3. En l'espèce, si le requérant produit un rapport, établi en mars 2011 par un expert forestier, mettant en évidence les dégradations des parcelles boisées de la commune du fait de la divagation d'animaux domestiques porcins et bovins sur celles-ci, lesquels notamment détruisent la végétation arborescente d'avenir et la flore de sous-bois, et provoquent des phénomènes d'érosion portant atteinte aux racines des sujets adultes, il ressort du projet de statuts de l'association ainsi que du procès-verbal de l'assemblée générale constitutive qu'elle tend, dans la perspective d'un développement local durable, à une exploitation équilibrée de l'espace rural entre sa destination pastorale, par la gestion des déplacements des animaux, et sa vocation agricole, en vue de la préservation du patrimoine arboré de la zone naturelle d'intérêt écologique faunistique et floristique de type II " Châtaigneraie de la petite Castagniccia ". Ce projet prévoit ainsi, non de promouvoir les activités pastorales, mais de les encadrer afin d'éviter la divagation des animaux et la dégradation prononcée de la châtaigneraie qui occupe pratiquement toute l'étendue du territoire communal et dont sont envisagés " la réhabilitation (débroussaillage, rénovation...) et l'équipement (desserte, clôtures...) ", ainsi que la gestion et l'exploitation, " de façon à garantir la protection des sols contre l'érosion et la préservation du patrimoine arboré ". Il ne ressort ainsi pas des pièces du dossier que les ouvrages ou les travaux prévus seraient susceptibles d'affecter l'environnement ou que les missions de l'association concerneraient des installations, ouvrages, travaux ou activités prévus à l'article L. 214-1 du code de l'environnement, de telle sorte qu'il aurait dû être procédé à une enquête conformément au chapitre III du titre II du livre Ier du même code en application du 2ème alinéa de l'article 12 de l'ordonnance du 1er juillet 2004.

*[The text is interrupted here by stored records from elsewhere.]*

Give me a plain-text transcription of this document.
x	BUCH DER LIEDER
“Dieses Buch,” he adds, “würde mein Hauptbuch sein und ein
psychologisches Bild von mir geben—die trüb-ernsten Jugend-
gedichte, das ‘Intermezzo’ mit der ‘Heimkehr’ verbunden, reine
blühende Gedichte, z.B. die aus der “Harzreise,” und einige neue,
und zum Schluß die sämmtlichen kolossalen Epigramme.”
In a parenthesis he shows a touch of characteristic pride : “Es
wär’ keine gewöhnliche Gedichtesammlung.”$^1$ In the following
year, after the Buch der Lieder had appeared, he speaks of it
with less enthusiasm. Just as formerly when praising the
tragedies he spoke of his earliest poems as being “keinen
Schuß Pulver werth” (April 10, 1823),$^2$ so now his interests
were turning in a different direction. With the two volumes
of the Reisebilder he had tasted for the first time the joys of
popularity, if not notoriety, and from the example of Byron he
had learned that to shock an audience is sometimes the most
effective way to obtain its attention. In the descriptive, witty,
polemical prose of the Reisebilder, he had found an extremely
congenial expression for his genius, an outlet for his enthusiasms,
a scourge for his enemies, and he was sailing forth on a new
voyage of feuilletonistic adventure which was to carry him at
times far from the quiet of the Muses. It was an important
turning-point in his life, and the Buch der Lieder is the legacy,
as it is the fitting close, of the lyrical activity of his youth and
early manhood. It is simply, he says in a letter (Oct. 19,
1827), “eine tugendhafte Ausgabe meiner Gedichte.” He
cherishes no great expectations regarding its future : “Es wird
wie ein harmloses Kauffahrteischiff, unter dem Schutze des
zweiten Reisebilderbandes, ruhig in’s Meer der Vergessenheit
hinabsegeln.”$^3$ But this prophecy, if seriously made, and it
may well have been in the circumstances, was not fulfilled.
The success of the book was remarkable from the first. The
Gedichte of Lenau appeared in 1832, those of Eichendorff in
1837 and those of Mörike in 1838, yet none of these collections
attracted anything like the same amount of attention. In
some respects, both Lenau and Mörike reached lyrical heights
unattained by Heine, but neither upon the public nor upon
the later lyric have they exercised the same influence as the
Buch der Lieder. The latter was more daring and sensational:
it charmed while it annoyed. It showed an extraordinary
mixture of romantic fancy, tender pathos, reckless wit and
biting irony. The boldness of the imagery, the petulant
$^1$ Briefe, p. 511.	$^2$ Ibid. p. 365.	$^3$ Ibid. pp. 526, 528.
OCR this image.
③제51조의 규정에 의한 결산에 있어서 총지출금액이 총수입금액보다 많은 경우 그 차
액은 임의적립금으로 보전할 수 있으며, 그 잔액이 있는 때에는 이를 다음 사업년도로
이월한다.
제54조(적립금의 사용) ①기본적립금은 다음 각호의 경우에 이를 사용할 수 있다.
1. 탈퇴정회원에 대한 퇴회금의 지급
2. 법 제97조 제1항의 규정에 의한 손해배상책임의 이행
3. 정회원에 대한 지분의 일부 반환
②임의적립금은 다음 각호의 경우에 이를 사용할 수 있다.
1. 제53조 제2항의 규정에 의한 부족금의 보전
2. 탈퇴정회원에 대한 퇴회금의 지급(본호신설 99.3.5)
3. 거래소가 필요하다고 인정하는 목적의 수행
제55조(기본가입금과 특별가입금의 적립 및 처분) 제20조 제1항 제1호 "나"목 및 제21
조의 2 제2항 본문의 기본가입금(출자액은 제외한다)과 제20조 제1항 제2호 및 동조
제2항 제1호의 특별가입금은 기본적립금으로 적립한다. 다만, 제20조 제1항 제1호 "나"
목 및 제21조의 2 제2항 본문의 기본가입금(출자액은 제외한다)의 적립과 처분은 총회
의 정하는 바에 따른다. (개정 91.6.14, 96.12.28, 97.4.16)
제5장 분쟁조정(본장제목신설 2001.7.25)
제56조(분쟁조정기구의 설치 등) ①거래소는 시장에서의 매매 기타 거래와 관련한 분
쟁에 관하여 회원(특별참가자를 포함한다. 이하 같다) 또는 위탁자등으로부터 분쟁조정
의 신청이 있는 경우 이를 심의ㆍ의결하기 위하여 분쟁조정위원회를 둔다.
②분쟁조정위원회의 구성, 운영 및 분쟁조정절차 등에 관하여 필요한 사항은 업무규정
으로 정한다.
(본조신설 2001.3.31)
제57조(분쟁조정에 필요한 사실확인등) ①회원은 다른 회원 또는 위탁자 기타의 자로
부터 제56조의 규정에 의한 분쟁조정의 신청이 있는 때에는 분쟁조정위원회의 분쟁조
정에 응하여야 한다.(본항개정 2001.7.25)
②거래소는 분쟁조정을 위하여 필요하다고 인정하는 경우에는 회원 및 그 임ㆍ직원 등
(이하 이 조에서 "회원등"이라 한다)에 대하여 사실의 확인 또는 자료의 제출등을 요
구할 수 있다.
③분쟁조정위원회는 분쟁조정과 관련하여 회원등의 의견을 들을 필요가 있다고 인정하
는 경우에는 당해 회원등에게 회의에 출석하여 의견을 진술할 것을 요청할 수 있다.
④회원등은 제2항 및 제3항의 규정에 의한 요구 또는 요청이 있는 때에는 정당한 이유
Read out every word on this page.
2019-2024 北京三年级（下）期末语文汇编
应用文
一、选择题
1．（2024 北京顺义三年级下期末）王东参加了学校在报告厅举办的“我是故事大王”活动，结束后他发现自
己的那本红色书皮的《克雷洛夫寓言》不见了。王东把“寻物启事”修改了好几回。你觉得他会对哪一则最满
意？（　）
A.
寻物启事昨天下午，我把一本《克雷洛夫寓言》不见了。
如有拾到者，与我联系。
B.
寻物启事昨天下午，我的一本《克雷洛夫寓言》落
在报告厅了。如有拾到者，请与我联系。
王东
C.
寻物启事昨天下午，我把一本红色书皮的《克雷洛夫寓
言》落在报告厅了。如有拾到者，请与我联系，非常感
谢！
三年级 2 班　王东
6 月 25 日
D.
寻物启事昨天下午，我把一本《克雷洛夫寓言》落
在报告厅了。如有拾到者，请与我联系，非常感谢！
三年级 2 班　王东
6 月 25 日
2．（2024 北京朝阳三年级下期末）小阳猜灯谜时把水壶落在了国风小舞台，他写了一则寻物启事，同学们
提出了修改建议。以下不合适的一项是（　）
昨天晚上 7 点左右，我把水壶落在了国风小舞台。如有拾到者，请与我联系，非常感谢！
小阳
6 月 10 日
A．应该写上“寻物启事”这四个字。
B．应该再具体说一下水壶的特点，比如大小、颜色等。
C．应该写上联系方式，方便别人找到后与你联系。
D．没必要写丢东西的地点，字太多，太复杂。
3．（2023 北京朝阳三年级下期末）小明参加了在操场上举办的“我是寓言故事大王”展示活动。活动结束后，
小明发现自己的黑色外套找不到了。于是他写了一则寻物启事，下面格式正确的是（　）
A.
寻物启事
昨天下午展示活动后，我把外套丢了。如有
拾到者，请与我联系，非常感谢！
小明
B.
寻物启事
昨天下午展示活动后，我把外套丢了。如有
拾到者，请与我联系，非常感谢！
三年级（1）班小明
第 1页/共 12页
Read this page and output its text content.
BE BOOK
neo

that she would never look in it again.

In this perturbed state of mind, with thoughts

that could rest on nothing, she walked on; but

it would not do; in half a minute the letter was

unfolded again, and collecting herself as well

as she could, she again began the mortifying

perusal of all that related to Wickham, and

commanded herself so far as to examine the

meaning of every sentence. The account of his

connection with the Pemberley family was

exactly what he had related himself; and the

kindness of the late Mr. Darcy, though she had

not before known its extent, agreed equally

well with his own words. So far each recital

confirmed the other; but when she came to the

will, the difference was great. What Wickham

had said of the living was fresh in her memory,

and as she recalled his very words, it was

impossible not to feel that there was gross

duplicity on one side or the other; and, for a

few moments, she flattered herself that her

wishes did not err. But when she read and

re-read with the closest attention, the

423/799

4. En deuxième lieu, le 3ème alinéa de l'article 9 du décret du 3 mai 2006 prévoit que : " La notification de l'arrêté prescrite à l'article 12 de l'ordonnance du ler juillet 2004 susvisée est faite, sur la base des informations figurant sur le cadastre ou à l'aide des renseignements délivrés par le service de la publicité foncière au vu du fichier immobilier, à chacun des propriétaires dont les terrains sont susceptibles d'être inclus dans le périmètre de l'association. (...) ". Aux termes de l'article L. 135-3 du code rural et de la pêche maritime : " Le préfet peut réunir les propriétaires intéressés en association foncière pastorale autorisée si, tout à la fois : / 1° La moitié au moins des propriétaires, dont les terres situées dans le périmètre représentent la moitié au moins de la superficie totale des terres incluses dans ce périmètre, a adhéré à l'association expressément ou dans les conditions prévues à l'article 13 de l'ordonnance du 1er juillet 2004 précitée. Pour le calcul de ces quotités, sont présumés adhérents à l'association foncière les propriétaires dont l'identité ou l'adresse n'a pu être établie et qui ne se sont pas manifestés lors de l'enquête publique à la suite d'un affichage dans les mairies concernées et d'une publication dans un journal d'annonces légales. (...) ". En application du 2ème alinéa de l'article 13 de l'ordonnance du 1er juillet 2004, " Un propriétaire qui, dûment averti des conséquences de son abstention, ne s'opposerait pas expressément au projet est réputé favorable à la création de l'association. ".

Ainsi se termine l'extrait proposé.